Pare dni temu stałem się (prawie) szczęśliwym posiadaczem ww zasilacza wymontowanego z serwerka Compaq.
Jednak po przylutowaniu do odciętego (sic!) kabla włącznika switcha od starego AT, podpięciu zasilania i włączeniu wiatrak ( nota bene fajny Patst 92 mm ) wykonuje lekkie drgnienie, czasem ze 2 obroty, i ... nic.
Zasilacz wygląda na prawie nie używany, i chciałbym go wykorzystać.
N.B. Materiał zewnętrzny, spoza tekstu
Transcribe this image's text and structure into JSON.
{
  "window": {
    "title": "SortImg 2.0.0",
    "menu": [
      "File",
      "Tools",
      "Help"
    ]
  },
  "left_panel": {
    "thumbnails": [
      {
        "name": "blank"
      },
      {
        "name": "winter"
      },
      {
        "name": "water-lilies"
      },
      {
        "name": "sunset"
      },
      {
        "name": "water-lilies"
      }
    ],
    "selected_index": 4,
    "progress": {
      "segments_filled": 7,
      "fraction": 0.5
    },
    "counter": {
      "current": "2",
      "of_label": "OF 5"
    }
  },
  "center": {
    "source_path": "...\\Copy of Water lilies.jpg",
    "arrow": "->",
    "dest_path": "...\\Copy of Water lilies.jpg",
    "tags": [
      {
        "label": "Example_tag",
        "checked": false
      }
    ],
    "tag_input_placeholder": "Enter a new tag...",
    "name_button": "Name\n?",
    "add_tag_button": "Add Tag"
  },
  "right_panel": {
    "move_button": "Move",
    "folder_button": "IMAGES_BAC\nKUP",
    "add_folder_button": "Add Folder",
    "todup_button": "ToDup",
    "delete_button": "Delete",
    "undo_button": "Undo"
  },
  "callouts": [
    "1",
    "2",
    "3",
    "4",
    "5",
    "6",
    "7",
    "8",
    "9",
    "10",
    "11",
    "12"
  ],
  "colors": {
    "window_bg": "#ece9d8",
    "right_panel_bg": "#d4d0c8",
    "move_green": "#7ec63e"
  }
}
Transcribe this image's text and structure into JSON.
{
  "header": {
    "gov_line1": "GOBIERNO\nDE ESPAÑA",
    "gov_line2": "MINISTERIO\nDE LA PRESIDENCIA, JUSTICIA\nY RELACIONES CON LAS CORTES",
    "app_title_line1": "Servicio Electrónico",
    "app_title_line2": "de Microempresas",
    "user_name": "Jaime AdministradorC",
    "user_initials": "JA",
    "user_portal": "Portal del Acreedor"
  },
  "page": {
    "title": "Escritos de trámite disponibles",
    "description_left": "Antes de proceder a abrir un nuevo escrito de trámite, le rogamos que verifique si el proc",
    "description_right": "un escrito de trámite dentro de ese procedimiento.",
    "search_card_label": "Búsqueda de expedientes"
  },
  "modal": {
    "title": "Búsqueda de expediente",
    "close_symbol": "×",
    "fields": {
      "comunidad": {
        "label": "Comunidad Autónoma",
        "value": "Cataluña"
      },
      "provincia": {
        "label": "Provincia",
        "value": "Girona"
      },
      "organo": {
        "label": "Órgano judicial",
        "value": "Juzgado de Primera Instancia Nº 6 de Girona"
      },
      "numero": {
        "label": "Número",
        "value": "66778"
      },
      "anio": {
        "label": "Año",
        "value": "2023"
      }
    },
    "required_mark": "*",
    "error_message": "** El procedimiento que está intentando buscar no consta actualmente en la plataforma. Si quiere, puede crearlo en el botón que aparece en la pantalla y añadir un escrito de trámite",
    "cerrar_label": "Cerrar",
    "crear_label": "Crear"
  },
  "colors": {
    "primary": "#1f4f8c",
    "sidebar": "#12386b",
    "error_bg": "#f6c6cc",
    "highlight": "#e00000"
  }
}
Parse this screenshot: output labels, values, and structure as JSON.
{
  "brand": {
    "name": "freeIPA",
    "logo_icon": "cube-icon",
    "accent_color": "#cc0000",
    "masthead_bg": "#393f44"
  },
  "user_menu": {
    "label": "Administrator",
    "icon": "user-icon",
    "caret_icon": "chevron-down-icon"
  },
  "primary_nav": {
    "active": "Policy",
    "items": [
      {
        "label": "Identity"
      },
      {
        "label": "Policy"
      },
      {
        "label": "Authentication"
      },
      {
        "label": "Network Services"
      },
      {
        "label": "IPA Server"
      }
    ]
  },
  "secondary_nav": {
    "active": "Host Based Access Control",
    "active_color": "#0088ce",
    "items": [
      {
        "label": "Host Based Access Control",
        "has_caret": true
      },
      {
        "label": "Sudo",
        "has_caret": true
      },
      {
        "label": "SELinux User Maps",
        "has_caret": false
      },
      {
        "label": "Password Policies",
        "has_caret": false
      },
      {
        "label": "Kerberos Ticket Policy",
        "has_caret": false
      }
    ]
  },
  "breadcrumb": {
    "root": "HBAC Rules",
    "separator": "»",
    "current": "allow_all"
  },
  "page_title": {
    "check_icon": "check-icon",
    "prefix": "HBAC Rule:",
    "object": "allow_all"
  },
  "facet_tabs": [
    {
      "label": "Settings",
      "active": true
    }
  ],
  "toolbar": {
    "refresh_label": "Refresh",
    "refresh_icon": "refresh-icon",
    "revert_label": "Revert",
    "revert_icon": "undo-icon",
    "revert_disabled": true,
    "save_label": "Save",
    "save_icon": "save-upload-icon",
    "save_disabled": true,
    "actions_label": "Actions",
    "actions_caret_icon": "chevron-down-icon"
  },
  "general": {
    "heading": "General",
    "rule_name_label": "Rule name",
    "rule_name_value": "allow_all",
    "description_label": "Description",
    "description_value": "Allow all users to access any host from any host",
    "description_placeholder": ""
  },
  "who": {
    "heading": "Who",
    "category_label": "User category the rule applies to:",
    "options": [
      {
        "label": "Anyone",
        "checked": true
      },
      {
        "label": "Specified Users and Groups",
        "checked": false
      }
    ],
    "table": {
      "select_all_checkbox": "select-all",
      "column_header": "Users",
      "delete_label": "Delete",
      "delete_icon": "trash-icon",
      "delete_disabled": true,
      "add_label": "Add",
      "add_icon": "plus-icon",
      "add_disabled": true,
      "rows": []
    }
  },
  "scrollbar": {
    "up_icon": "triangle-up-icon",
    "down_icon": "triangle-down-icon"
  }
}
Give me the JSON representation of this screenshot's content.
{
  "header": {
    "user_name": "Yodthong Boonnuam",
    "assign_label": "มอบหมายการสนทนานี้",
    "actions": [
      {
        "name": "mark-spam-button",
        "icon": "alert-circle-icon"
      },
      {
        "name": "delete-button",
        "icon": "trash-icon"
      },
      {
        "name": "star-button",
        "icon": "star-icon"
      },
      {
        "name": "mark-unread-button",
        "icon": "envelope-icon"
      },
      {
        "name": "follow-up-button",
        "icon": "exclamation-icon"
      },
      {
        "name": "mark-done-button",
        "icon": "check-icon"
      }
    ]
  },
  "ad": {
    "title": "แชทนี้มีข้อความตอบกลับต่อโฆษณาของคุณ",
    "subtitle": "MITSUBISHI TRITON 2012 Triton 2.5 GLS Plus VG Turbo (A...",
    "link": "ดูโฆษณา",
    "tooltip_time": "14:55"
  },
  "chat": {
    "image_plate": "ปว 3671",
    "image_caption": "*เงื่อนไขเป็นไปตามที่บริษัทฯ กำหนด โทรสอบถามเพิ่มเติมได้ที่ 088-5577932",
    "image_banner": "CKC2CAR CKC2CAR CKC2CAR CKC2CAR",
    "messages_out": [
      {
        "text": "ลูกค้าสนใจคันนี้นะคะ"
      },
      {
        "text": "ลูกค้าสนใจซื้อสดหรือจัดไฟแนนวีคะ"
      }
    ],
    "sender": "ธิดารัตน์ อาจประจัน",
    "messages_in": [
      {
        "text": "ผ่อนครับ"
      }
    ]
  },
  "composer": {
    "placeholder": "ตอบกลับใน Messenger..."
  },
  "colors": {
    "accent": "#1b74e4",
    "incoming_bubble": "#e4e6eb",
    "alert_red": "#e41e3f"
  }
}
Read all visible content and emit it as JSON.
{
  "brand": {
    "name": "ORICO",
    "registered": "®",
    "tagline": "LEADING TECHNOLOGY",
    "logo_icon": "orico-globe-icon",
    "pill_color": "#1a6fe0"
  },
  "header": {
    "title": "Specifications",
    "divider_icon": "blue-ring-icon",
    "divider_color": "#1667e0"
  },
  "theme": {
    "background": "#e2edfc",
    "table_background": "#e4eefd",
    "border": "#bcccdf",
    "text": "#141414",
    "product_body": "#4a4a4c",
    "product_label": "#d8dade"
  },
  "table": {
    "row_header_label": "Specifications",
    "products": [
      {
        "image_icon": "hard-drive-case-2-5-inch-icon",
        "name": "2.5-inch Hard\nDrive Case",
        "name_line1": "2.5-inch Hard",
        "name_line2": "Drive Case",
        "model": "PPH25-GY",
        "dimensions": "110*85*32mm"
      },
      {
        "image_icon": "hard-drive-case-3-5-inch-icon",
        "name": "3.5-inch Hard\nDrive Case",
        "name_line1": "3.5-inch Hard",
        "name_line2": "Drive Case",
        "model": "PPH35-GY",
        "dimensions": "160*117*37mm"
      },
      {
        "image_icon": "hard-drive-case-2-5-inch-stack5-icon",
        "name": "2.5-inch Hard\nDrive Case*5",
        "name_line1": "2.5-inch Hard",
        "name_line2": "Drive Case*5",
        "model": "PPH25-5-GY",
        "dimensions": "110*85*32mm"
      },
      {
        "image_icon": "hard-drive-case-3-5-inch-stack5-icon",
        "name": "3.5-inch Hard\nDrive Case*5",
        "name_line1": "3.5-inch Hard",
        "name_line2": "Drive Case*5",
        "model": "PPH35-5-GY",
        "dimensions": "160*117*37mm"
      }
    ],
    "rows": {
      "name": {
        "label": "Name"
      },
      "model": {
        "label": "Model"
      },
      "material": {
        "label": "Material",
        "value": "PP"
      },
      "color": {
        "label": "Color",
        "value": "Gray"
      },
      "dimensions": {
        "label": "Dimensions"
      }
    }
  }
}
Zdobyłem rozpiskę jego wyjść - zasilania płyty głównej komputera.
Wtyczka E8
1. 5V - czerwony ;nw
2. 5V - czerwony ;20
3. 5V - czerwony ;19
4. GND - czarny ;nw
5. GND - czarny ;15
6. SD - 0V - fioletowy ;nw
Wtyczka E1
1. PG - 5V - biały ;nw
2. 5V - czerwony ;9
3. 12V - pomarańczowy ;10
4. -12V - niebieski ;12
5. GND - czarny ;13
Wtyczka E2
1. GND - czarny ;nw
2. GND - czarny ;16
3. GND - czarny ;17
4. -5V - żółty ;18
5. 5V - czerwony ;8
6. 5V - czerwony ;6
7. 5V - czerwony ;4
Wtyczka E9
1. GND - czarny ;nw
2. GND - czarny ;7
3. GND - czarny ;5
4. GND - czarny ;3
5. RS - 3V - szary ;nw
6. 3V - brązowy ;1
7. 3V - brązowy ;2
8. 3V - brązowy ;11
Oprócz nich posiada jeszcze cały zestaw typowych molex-ów i jedno zasilanie dla floppa.
Podejrzewam że albo coś (co ?) jest uszkodzone, albo któryeś z napięć, tych "dziwnych" :
Wtyczka E8
6. SD - 0V - fioletowy ????
Wtyczka E1
1. PG - 5V - biały
Wtyczka E9
5. RS - 3V - szary
steruje "rozruchem" zasilacza.
Dodam, że na wyjściach w momencie "odpalenia" pojawiają się na chwilę napięcia (niewielkie), które szybko spadają do 0.
Pytanie jak w temacie - jak to uruchomić ??